What I generally do with my brews is take a clear bottle and put a small sample of wort into it. I then seal it up with a rubble stopper and airlock. Of course all of this is sanitized. I do this for two reasons, the first of which being that I can see what is going on in the fermenter on a small scale because it is all based off of the same wort and yeast in the larger fermenter. The second is that I don’t have to waste wort getting samples out and don’t have to risk contamination in doing so. My refractomer only requires a few drops of wort, so it does not make sense to open up the whole thing to get a little bit out. You can read more about my “mini fermenter” here.

08-09-01

When I first put the wort in the mini fermenter I noticed some seperation happening towards the bottom. I believe that it was the wheat malt dropping out and some of the reminents from the hop pellets. When I check the mini fermenter today there was no sediment at the bottom. There was a very active fermentation going on, almost violent. I was and still am thrilled that the fermentation seems to getting along so well with my concerns about the yeast. As of this morning, the fermentation seems to have peeked and the bubbles as coming to a slow (but the violence happening in the bottle is the same). I still haven’t taken any gravity readings yet but that should be coming along soon. I want to wait for all of the activity on the top to subside before doing so. I’ll update in a few days on the progress of the beer.

Hard Cider experiment

09-05-15-02Back in October I was really getting going with homebrewing. I was making a new batch a week. Something sparked my interest and I wanted to try and do a hard cider. It didn’t sound too hard, there was no boiling, just combining ingredents and waiting for awhile. I read around and found a few ideas on what to use and the kinds of cider to look for.

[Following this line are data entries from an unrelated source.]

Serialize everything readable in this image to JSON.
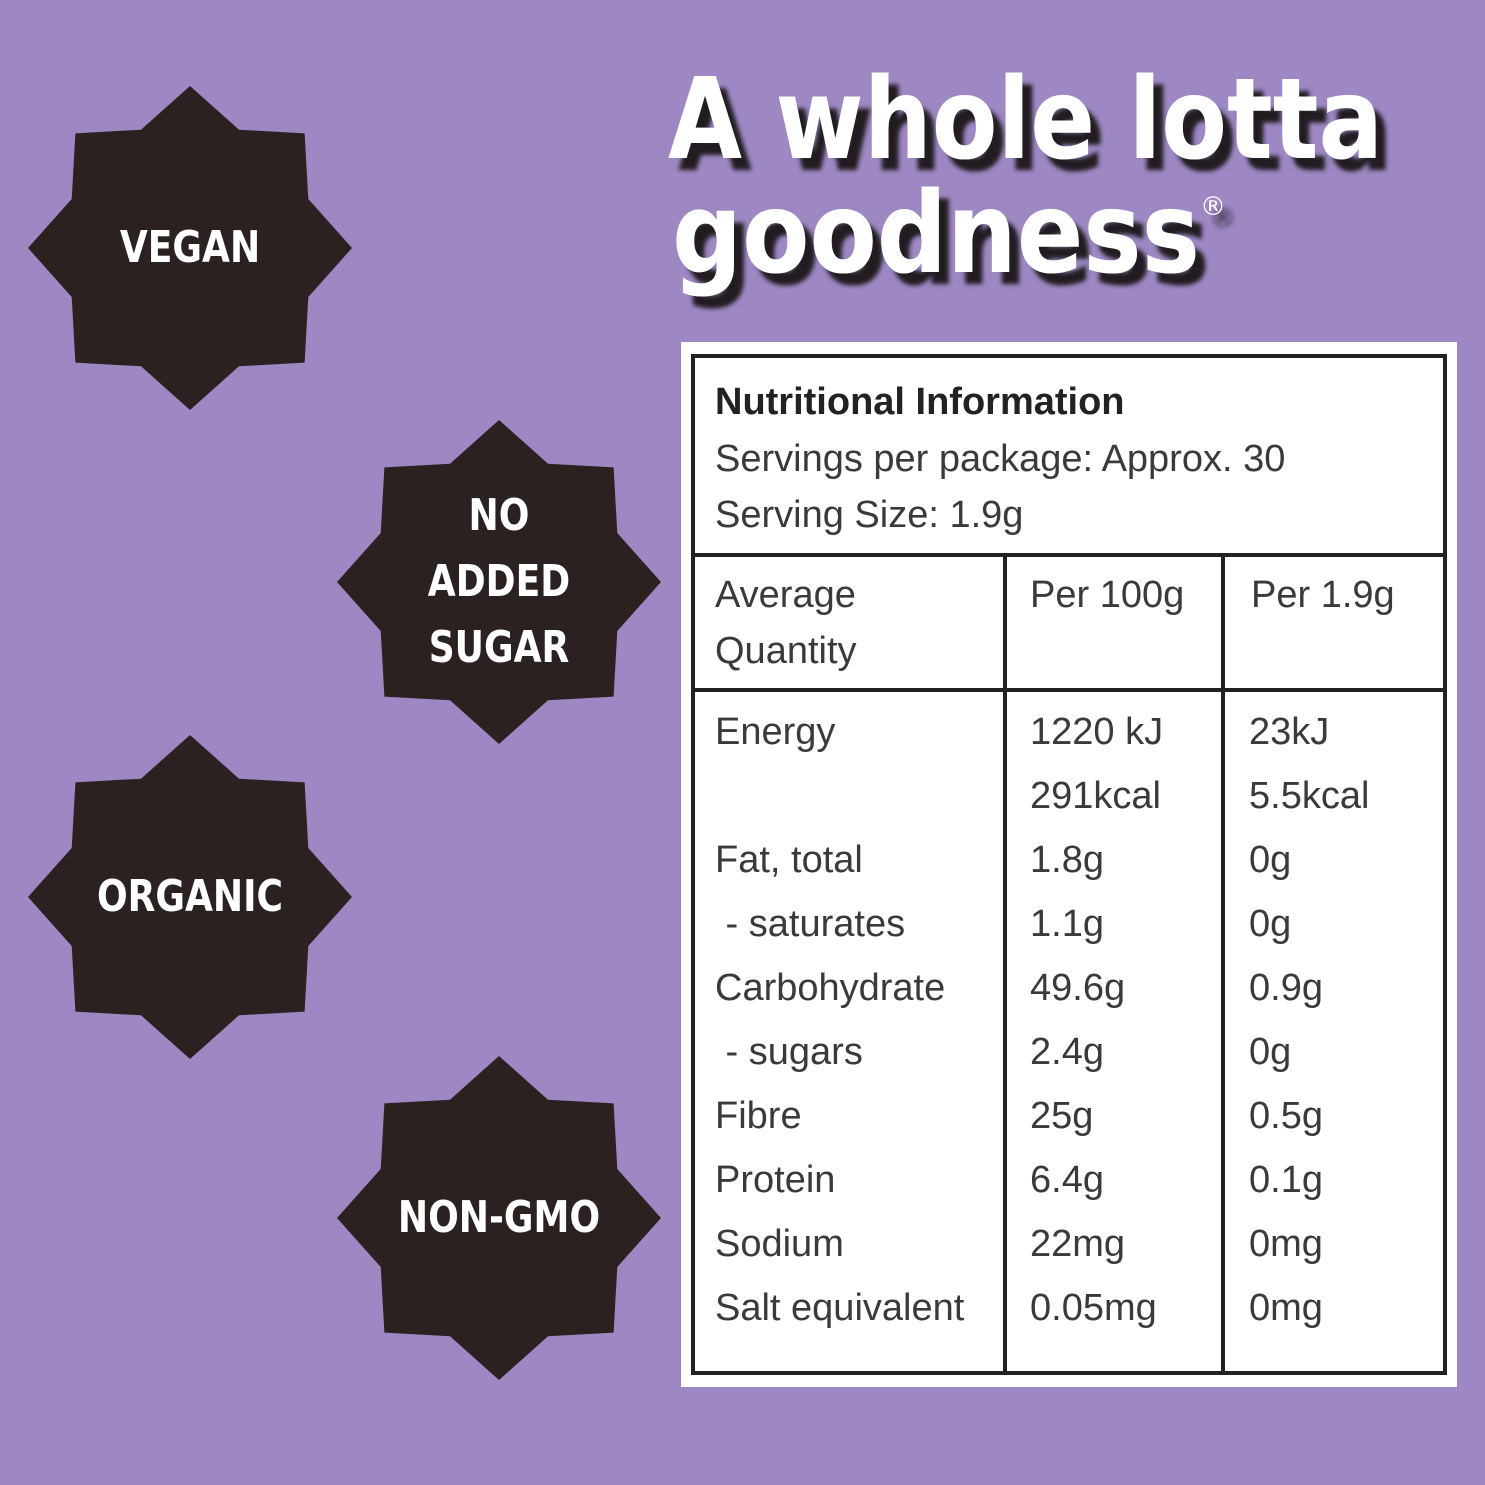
{
  "headline": {
    "line1": "A whole lotta",
    "line2": "goodness",
    "mark": "®"
  },
  "badges": [
    "VEGAN",
    "NO ADDED SUGAR",
    "ORGANIC",
    "NON-GMO"
  ],
  "table": {
    "title": "Nutritional Information",
    "servings": "Servings per package: Approx. 30",
    "serving_size": "Serving Size: 1.9g",
    "header": [
      "Average Quantity",
      "Per 100g",
      "Per 1.9g"
    ],
    "rows": [
      [
        "Energy",
        "1220 kJ",
        "23kJ"
      ],
      [
        null,
        "291kcal",
        "5.5kcal"
      ],
      [
        "Fat, total",
        "1.8g",
        "0g"
      ],
      [
        " - saturates",
        "1.1g",
        "0g"
      ],
      [
        "Carbohydrate",
        "49.6g",
        "0.9g"
      ],
      [
        " - sugars",
        "2.4g",
        "0g"
      ],
      [
        "Fibre",
        "25g",
        "0.5g"
      ],
      [
        "Protein",
        "6.4g",
        "0.1g"
      ],
      [
        "Sodium",
        "22mg",
        "0mg"
      ],
      [
        "Salt equivalent",
        "0.05mg",
        "0mg"
      ]
    ]
  }
}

When you are making a cider the most important thing to do, if you are buying your cider, is to make sure that it has no preseratives. If it does, it is not going to ferment and in a few months you will have spoiled cider. Some people go through the trouble of mashing their own apples, collecting the jucies and all of that. For a first try, and possibly only try, I was not going to attempt that. I went with the following recipe:

  • 5 gallons apple cider from local orchard
  • 2 lbs honey
  • 2.5 lbs brown sugar
  • 2 lbs powdered sugar
  • Champagne yeast (homebrew store was out of cider yeast and I had read champagne yeast would be fine)

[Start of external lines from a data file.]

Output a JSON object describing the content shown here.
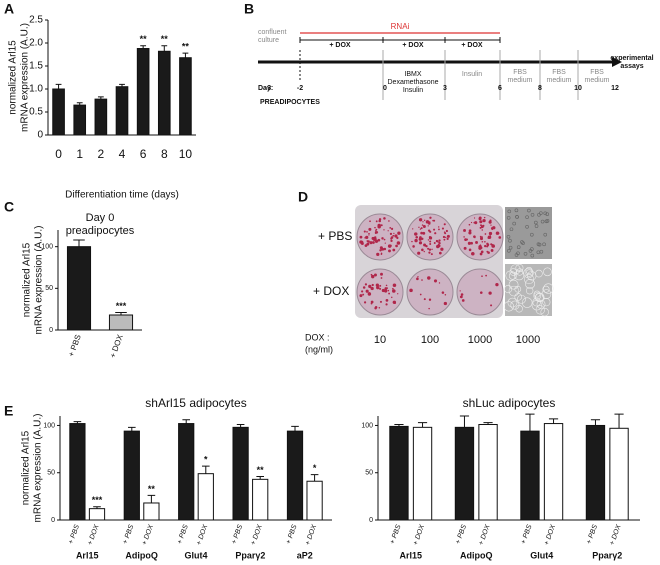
{
  "panel_labels": [
    "A",
    "B",
    "C",
    "D",
    "E"
  ],
  "chart_data": [
    {
      "type": "bar",
      "categories": [
        "0",
        "1",
        "2",
        "4",
        "6",
        "8",
        "10"
      ],
      "values": [
        1.0,
        0.65,
        0.78,
        1.05,
        1.88,
        1.82,
        1.68
      ],
      "errors": [
        0.1,
        0.05,
        0.05,
        0.05,
        0.06,
        0.12,
        0.1
      ],
      "significance": [
        null,
        null,
        null,
        null,
        "**",
        "**",
        "**"
      ],
      "color": "#1a1a1a",
      "ylim": [
        0,
        2.5
      ],
      "yticks": [
        0,
        0.5,
        {
          "value": 1,
          "label": "1.0"
        },
        1.5,
        {
          "value": 2,
          "label": "2.0"
        },
        2.5
      ],
      "ylabel": [
        "normalized Arl15",
        "mRNA expression (A.U.)"
      ],
      "xlabel": "Differentiation time (days)"
    },
    {
      "type": "bar",
      "title": [
        "Day 0",
        "preadipocytes"
      ],
      "categories": [
        "+ PBS",
        "+ DOX"
      ],
      "values": [
        100,
        18
      ],
      "errors": [
        8,
        3
      ],
      "significance": [
        null,
        "***"
      ],
      "colors": [
        "#1a1a1a",
        "#bbbbbb"
      ],
      "ylim": [
        0,
        120
      ],
      "yticks": [
        0,
        50,
        100
      ],
      "ylabel": [
        "normalized Arl15",
        "mRNA expression (A.U.)"
      ]
    },
    {
      "type": "bar",
      "title": [
        "shArl15 adipocytes"
      ],
      "categories": [
        "Arl15",
        "AdipoQ",
        "Glut4",
        "Pparγ2",
        "aP2"
      ],
      "series": [
        {
          "name": "+ PBS",
          "color": "#1a1a1a",
          "values": [
            102,
            94,
            102,
            98,
            94
          ],
          "errors": [
            2,
            4,
            4,
            3,
            5
          ]
        },
        {
          "name": "+ DOX",
          "color": "#ffffff",
          "values": [
            12,
            18,
            49,
            43,
            41
          ],
          "errors": [
            2,
            8,
            8,
            3,
            7
          ],
          "significance": [
            "***",
            "**",
            "*",
            "**",
            "*"
          ]
        }
      ],
      "ylim": [
        0,
        110
      ],
      "yticks": [
        0,
        50,
        100
      ],
      "ylabel": [
        "normalized Arl15",
        "mRNA expression (A.U.)"
      ]
    },
    {
      "type": "bar",
      "title": [
        "shLuc adipocytes"
      ],
      "categories": [
        "Arl15",
        "AdipoQ",
        "Glut4",
        "Pparγ2"
      ],
      "series": [
        {
          "name": "+ PBS",
          "color": "#1a1a1a",
          "values": [
            99,
            98,
            94,
            100
          ],
          "errors": [
            2,
            12,
            18,
            6
          ]
        },
        {
          "name": "+ DOX",
          "color": "#ffffff",
          "values": [
            98,
            101,
            102,
            97
          ],
          "errors": [
            5,
            2,
            5,
            15
          ]
        }
      ],
      "ylim": [
        0,
        110
      ],
      "yticks": [
        0,
        50,
        100
      ]
    }
  ],
  "timeline": {
    "start_label": [
      "confluent",
      "culture"
    ],
    "rnai": "RNAi",
    "dox": [
      "+ DOX",
      "+ DOX",
      "+ DOX"
    ],
    "induction": [
      "IBMX",
      "Dexamethasone",
      "Insulin"
    ],
    "insulin": "Insulin",
    "fbs": [
      [
        "FBS",
        "medium"
      ],
      [
        "FBS",
        "medium"
      ],
      [
        "FBS",
        "medium"
      ]
    ],
    "end": [
      "experimental",
      "assays"
    ],
    "day_label": "Day:",
    "days": [
      "-3",
      "-2",
      "0",
      "3",
      "6",
      "8",
      "10",
      "12"
    ],
    "stage": "PREADIPOCYTES"
  },
  "plate": {
    "rows": [
      "+ PBS",
      "+ DOX"
    ],
    "dose_label": [
      "DOX :",
      "(ng/ml)"
    ],
    "doses": [
      "10",
      "100",
      "1000",
      "1000"
    ]
  }
}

09-05-15-01I went with the sugars to add a little flavor and alochol. The powdered sugar wasn’t something I was going to the store to get, but it was a buck for two pounds, so I figured why not? I got home and put two gallons in my boil pot. I wanted to raise the temp to around 120 degrees so that the sugars would disolve more easily into the soultion. The remain liquid I put into a sanitized bucket. Once disolved, I combined everything and let it sit for a day as was recomended by some research.

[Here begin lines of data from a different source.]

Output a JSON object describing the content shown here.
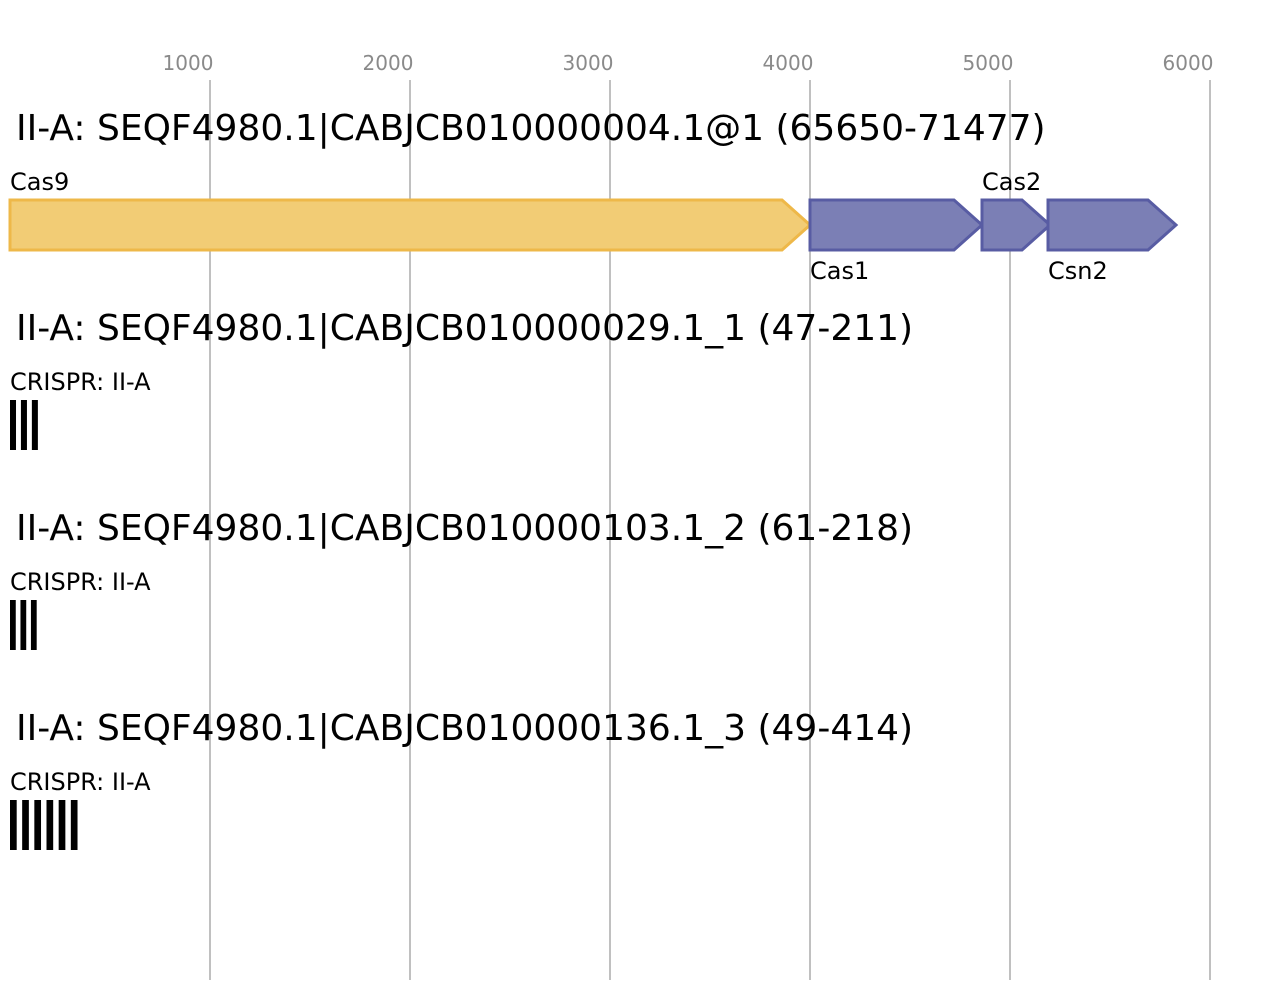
{
  "axis": {
    "ticks": [
      1000,
      2000,
      3000,
      4000,
      5000,
      6000
    ],
    "range": [
      0,
      6300
    ],
    "grid_color": "#c0c0c0"
  },
  "colors": {
    "cas9_fill": "#f2cc75",
    "cas9_stroke": "#eeb849",
    "cas_fill": "#7b7fb5",
    "cas_stroke": "#585ca3",
    "crispr": "#000000"
  },
  "tracks": [
    {
      "title": "II-A: SEQF4980.1|CABJCB010000004.1@1 (65650-71477)",
      "genes": [
        {
          "name": "Cas9",
          "start": 0,
          "end": 4000,
          "label_pos": "above",
          "style": "cas9"
        },
        {
          "name": "Cas1",
          "start": 4000,
          "end": 4860,
          "label_pos": "below",
          "style": "cas"
        },
        {
          "name": "Cas2",
          "start": 4860,
          "end": 5200,
          "label_pos": "above",
          "style": "cas"
        },
        {
          "name": "Csn2",
          "start": 5190,
          "end": 5830,
          "label_pos": "below",
          "style": "cas"
        }
      ]
    },
    {
      "title": "II-A: SEQF4980.1|CABJCB010000029.1_1 (47-211)",
      "crispr": {
        "label": "CRISPR: II-A",
        "start": 0,
        "end": 164,
        "repeats": 3
      }
    },
    {
      "title": "II-A: SEQF4980.1|CABJCB010000103.1_2 (61-218)",
      "crispr": {
        "label": "CRISPR: II-A",
        "start": 0,
        "end": 157,
        "repeats": 3
      }
    },
    {
      "title": "II-A: SEQF4980.1|CABJCB010000136.1_3 (49-414)",
      "crispr": {
        "label": "CRISPR: II-A",
        "start": 0,
        "end": 365,
        "repeats": 6
      }
    }
  ]
}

A day later I added the yeast and waited for things to happen. Another day passed and fermenation had clearly begun. The smell of rotten eggs is apparently pretty common, and I got to expericene the smell for myself. It was very strong and stayed for about two weeks. My original plan was to have this ready for Thanksgiving (heck I gave myself two months), but I quickly learned this stuff takes forever. After two and a half months it was ready for transfer to a secondary. It sat there until the end of April when I finally bottled it. It had fully cleared as you can tell by the pictures and it smelled pretty wonderful.

09-05-15-03I might of made a mistake when bottling, I put it into 22 oz bottles. I never got a good gravity reading on this with my hydrometer but I’m guessing it is in the 12-15% range, if not a little higher. I did not carbonate the bottles for fear of putting the wrong amount of sugar in there and the yeast has been dormant for a few months. I believe there are still some unfermented sugars anyway becasue it tastes a bit sweet and the cold weather came early this year, mean my closet with the access to the crawl space was pretty chilly. I’m waiting a little longer before I try a bottle for myself but I enjoyed what I tasted when I was bottling. I don’t know how good it is compared to other ciders but I enjoyed it and I think I would try it again given the chance.